Without effective communication in response to children’s feelings and wishes, emotional and even physical suffering is likely.
The NSPCC tell us that ‘...being a parent isn’t always easy... All parents have behaved in ways they regret – shouting or smacking.’ Assaulting and neglecting children leads to a breakdown of trust.
The NSPCC warn us of the likely consequences: children will feel resentful and angry thereby spoiling family relationships, and they may lie, hide feelings, bully others, and become even more defiant.
Also, babies may not miss their mother if she leaves the room and on her return may display ‘approach avoidance’.
So, as these consequences show, adults must learn and use child-friendly strategies that will allow open communication and the building of self-esteem.
Three C's of Alfie Kohn
Parents can effectively resolve problems with younger children by using Alfie Kohn’s child-centred ‘three Cs’ approach. When issues arise, it can be difficult for children to understand what is happening in their emotional life. Kohn says, ‘Younger children cannot always identify and verbalize their motives.’ This can lead to an impasse between parent and child, and widespread family disruption.
Here is an example of it in practice. A four year old boy is struggling to sleep at the expected time every night.
The first C is ‘content’, where, from the child’s perspective, the adults must consider whether their expectation is reasonable. In the boy's case it is not reasonable to expect him to sleep at a set time if there are unresolved upsetting emotions churning within (from the culture shock of starting a new school to no longer being the baby of his stepfamily).
This leads to the second C of ‘collaboration’, where the child is involved in a child-friendly environment such as on the floor playing (not at the kitchen table with the TV on nearby as the parents tried initially!) and at a pace set by the child (unlike the boy's parents hastily trying to prise the solution out of the boy at said kitchen table). All this will tend to reveal the child’s true feelings.

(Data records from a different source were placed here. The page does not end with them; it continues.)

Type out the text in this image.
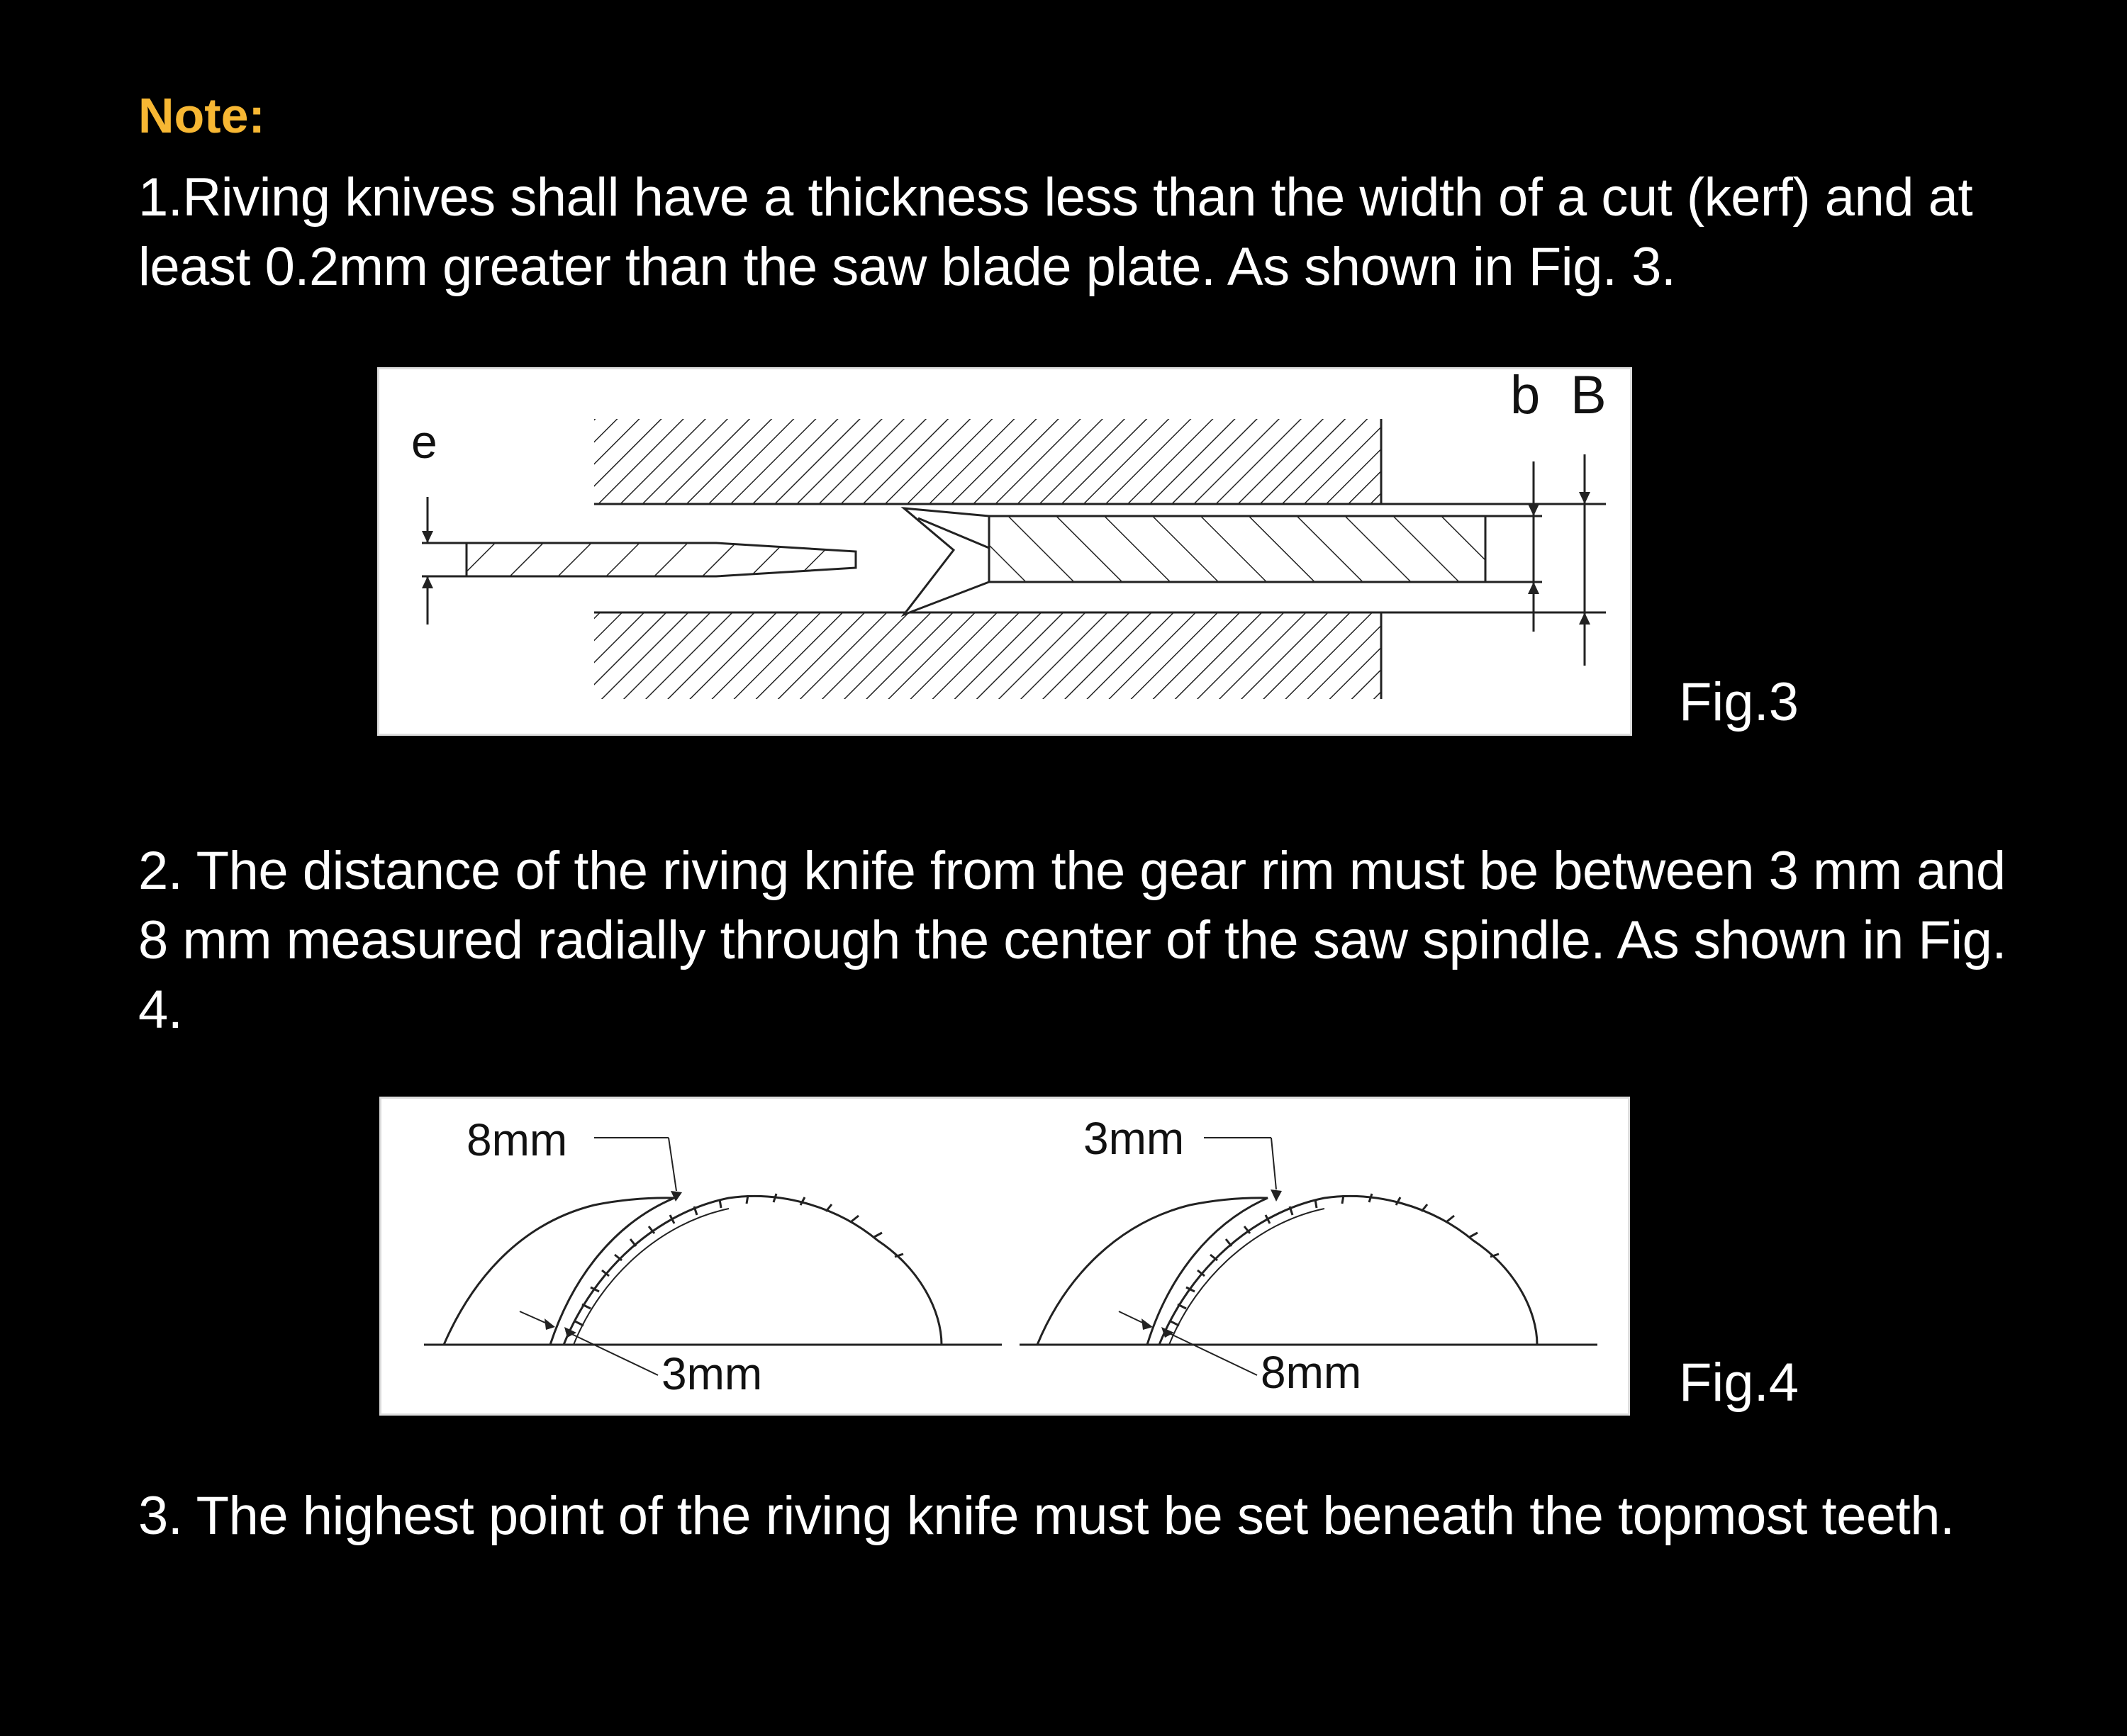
Note:

1.Riving knives shall have a thickness less than the width of a cut (kerf) and at least 0.2mm greater than the saw blade plate. As shown in Fig. 3.

e
b B

Fig.3

2. The distance of the riving knife from the gear rim must be between 3 mm and 8 mm measured radially through the center of the saw spindle. As shown in Fig. 4.

8mm
3mm
3mm
8mm	Fig.4

3. The highest point of the riving knife must be set beneath the topmost teeth.
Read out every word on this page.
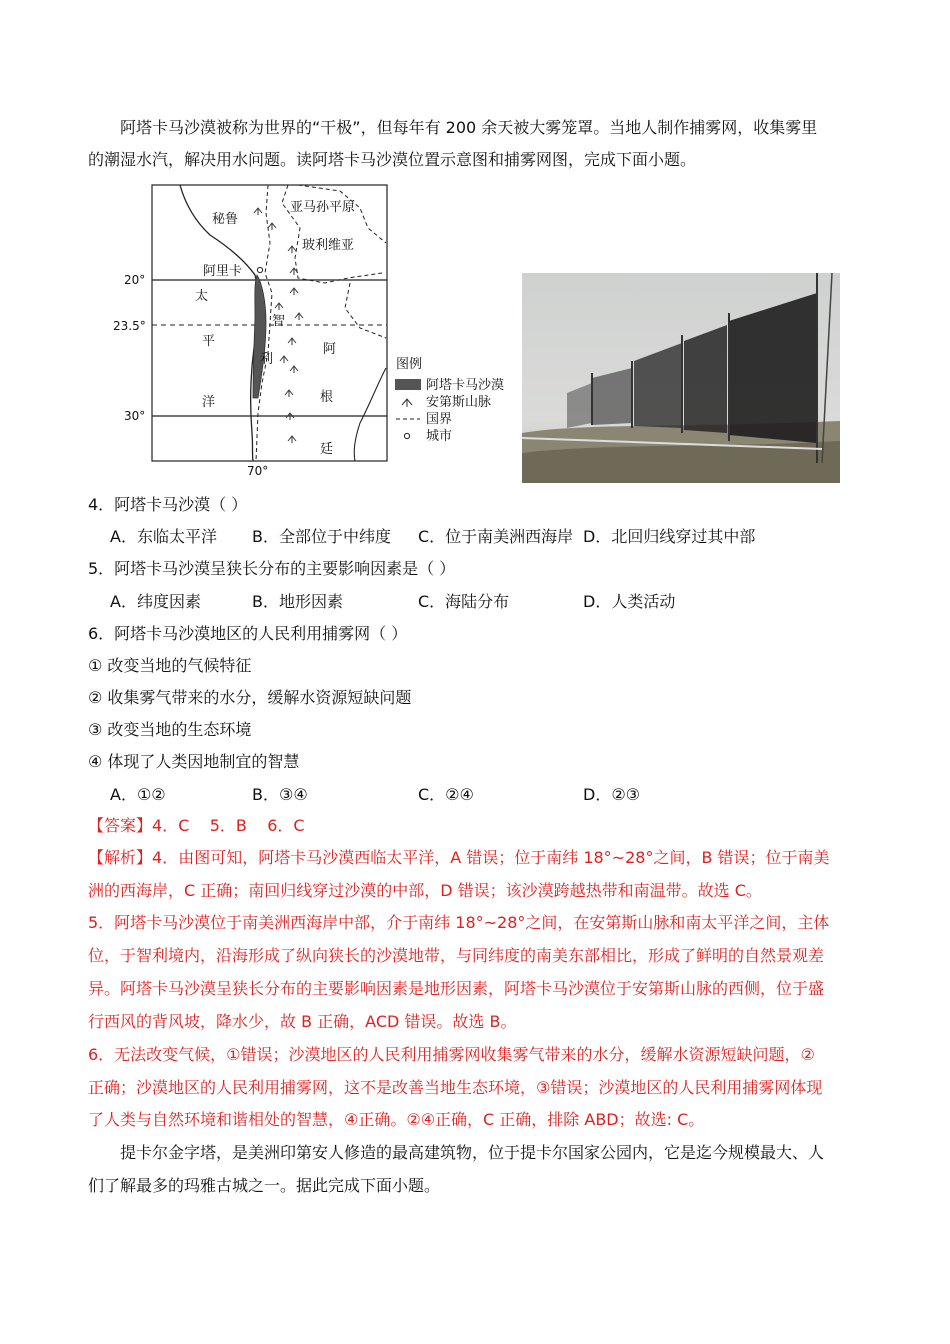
阿塔卡马沙漠被称为世界的“干极”，但每年有 200 余天被大雾笼罩。当地人制作捕雾网，收集雾里
的潮湿水汽，解决用水问题。读阿塔卡马沙漠位置示意图和捕雾网图，完成下面小题。
秘鲁
亚马孙平原
玻利维亚
阿里卡
太
平
洋
智
利
阿
根
廷
20°
23.5°
30°
70°
图例
阿塔卡马沙漠
安第斯山脉
国界
城市
4．阿塔卡马沙漠（ ）
A．东临太平洋 B．全部位于中纬度 C．位于南美洲西海岸 D．北回归线穿过其中部
5．阿塔卡马沙漠呈狭长分布的主要影响因素是（ ）
A．纬度因素	B．地形因素	C．海陆分布	D．人类活动
6．阿塔卡马沙漠地区的人民利用捕雾网（ ）
① 改变当地的气候特征
② 收集雾气带来的水分，缓解水资源短缺问题
③ 改变当地的生态环境
④ 体现了人类因地制宜的智慧
A．①②	B．③④	C．②④	D．②③
【答案】4．C    5．B    6．C
【解析】4．由图可知，阿塔卡马沙漠西临太平洋，A 错误；位于南纬 18°~28°之间，B 错误；位于南美
洲的西海岸，C 正确；南回归线穿过沙漠的中部，D 错误；该沙漠跨越热带和南温带。故选 C。
5．阿塔卡马沙漠位于南美洲西海岸中部，介于南纬 18°~28°之间，在安第斯山脉和南太平洋之间，主体
位，于智利境内，沿海形成了纵向狭长的沙漠地带，与同纬度的南美东部相比，形成了鲜明的自然景观差
异。阿塔卡马沙漠呈狭长分布的主要影响因素是地形因素，阿塔卡马沙漠位于安第斯山脉的西侧，位于盛
行西风的背风坡，降水少，故 B 正确，ACD 错误。故选 B。
6．无法改变气候，①错误；沙漠地区的人民利用捕雾网收集雾气带来的水分，缓解水资源短缺问题，②
正确；沙漠地区的人民利用捕雾网，这不是改善当地生态环境，③错误；沙漠地区的人民利用捕雾网体现
了人类与自然环境和谐相处的智慧，④正确。②④正确，C 正确，排除 ABD；故选: C。
提卡尔金字塔，是美洲印第安人修造的最高建筑物，位于提卡尔国家公园内，它是迄今规模最大、人
们了解最多的玛雅古城之一。据此完成下面小题。
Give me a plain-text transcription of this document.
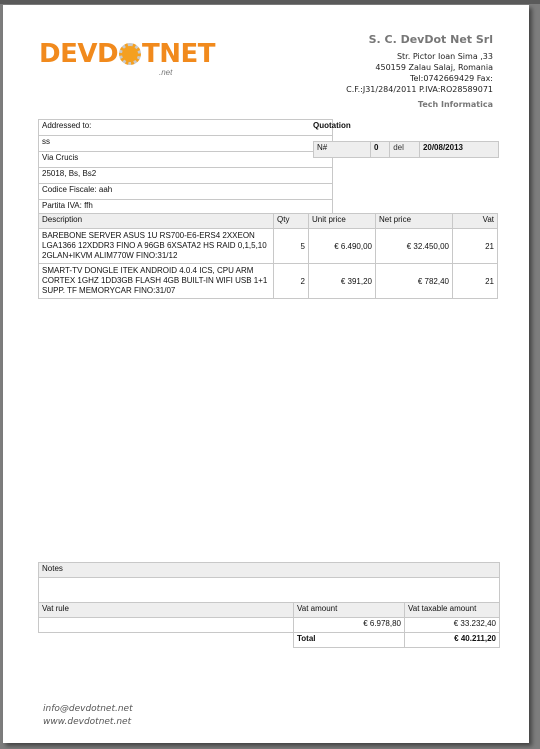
DEVD TNET
.net
S. C. DevDot Net Srl
Str. Pictor Ioan Sima ,33
450159 Zalau Salaj, Romania
Tel:0742669429 Fax:
C.F.:J31/284/2011 P.IVA:RO28589071
Tech Informatica
Addressed to:
ss
Via Crucis
25018, Bs, Bs2
Codice Fiscale: aah
Partita IVA: ffh
Quotation
N#	0	del	20/08/2013
Description	Qty	Unit price	Net price	Vat
BAREBONE SERVER ASUS 1U RS700-E6-ERS4 2XXEON LGA1366 12XDDR3 FINO A 96GB 6XSATA2 HS RAID 0,1,5,10 2GLAN+IKVM ALIM770W FINO:31/12	5	€ 6.490,00	€ 32.450,00	21
SMART-TV DONGLE ITEK ANDROID 4.0.4 ICS, CPU ARM CORTEX 1GHZ 1DD3GB FLASH 4GB BUILT-IN WIFI USB 1+1 SUPP. TF MEMORYCAR FINO:31/07	2	€ 391,20	€ 782,40	21
Notes

Vat rule	Vat amount	Vat taxable amount
	€ 6.978,80	€ 33.232,40
	Total	€ 40.211,20
info@devdotnet.net
www.devdotnet.net
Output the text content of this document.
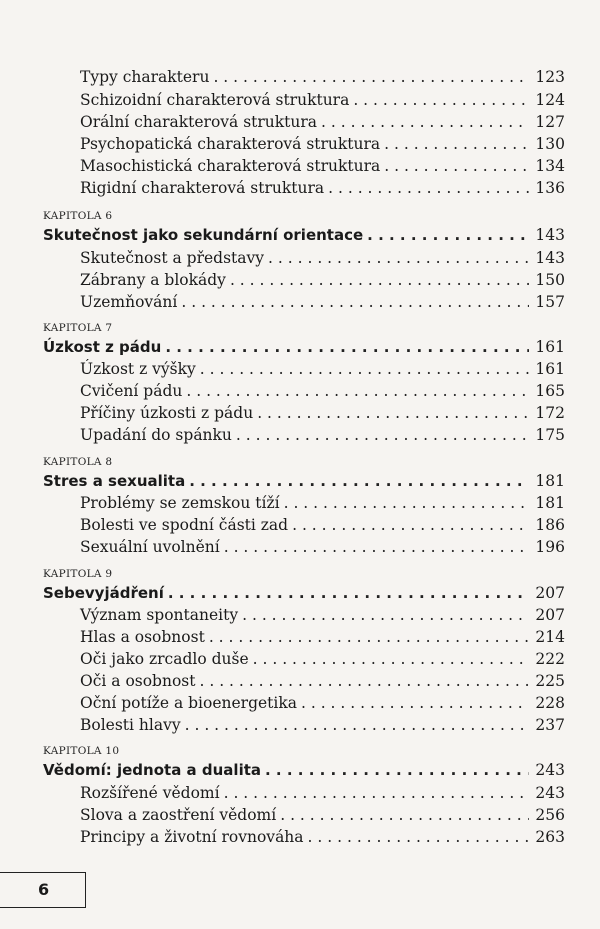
Typy charakteru . . .	123
Schizoidní charakterová struktura . . .	124
Orální charakterová struktura . . .	127
Psychopatická charakterová struktura . . .	130
Masochistická charakterová struktura . . .	134
Rigidní charakterová struktura . . .	136
KAPITOLA 6
Skutečnost jako sekundární orientace . . .	143
Skutečnost a představy . . .	143
Zábrany a blokády . . .	150
Uzemňování . . .	157
KAPITOLA 7
Úzkost z pádu . . .	161
Úzkost z výšky . . .	161
Cvičení pádu . . .	165
Příčiny úzkosti z pádu . . .	172
Upadání do spánku . . .	175
KAPITOLA 8
Stres a sexualita . . .	181
Problémy se zemskou tíží . . .	181
Bolesti ve spodní části zad . . .	186
Sexuální uvolnění . . .	196
KAPITOLA 9
Sebevyjádření . . .	207
Význam spontaneity . . .	207
Hlas a osobnost . . .	214
Oči jako zrcadlo duše . . .	222
Oči a osobnost . . .	225
Oční potíže a bioenergetika . . .	228
Bolesti hlavy . . .	237
KAPITOLA 10
Vědomí: jednota a dualita . . .	243
Rozšířené vědomí . . .	243
Slova a zaostření vědomí . . .	256
Principy a životní rovnováha . . .	263
6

The parents play detective, seeing how the child feels about his/her life, being honest and open about how the child’s behaviour concerns them and that a solution would help the child too. They would likely need to give careful explanation and guidance. As a consequence, they may need to take some practical actions; in the boy's case, the mother may approach her ex-husband and ask him to put the boy to bed at a similar time.
The third C is ‘choice’, where the parents seek a ‘win-win’ solution to the issue, the child being offered two choices, both being more attractive to the parents than the existing impasse. The mother might offer her son a choice between playing or reading with Mummy, then it’s straight to bed. The reason why this approach is effective is that the child feels involved and has not been forced, so building open communication and self-worth.
The same applies to older children. Parents need to regularly ask their children how they feel about things that will affect them profoundly. Children want to be part of the process of decision making in their lives, even if they do not want to or cannot take responsibility for the decision.
Courses existed for adults on this, like Coram’s ‘Listening to Young Children’. Open University offered the online module 'Understanding Children and Young People', which explored effective communication with children - including Alfie Kohn's three C's.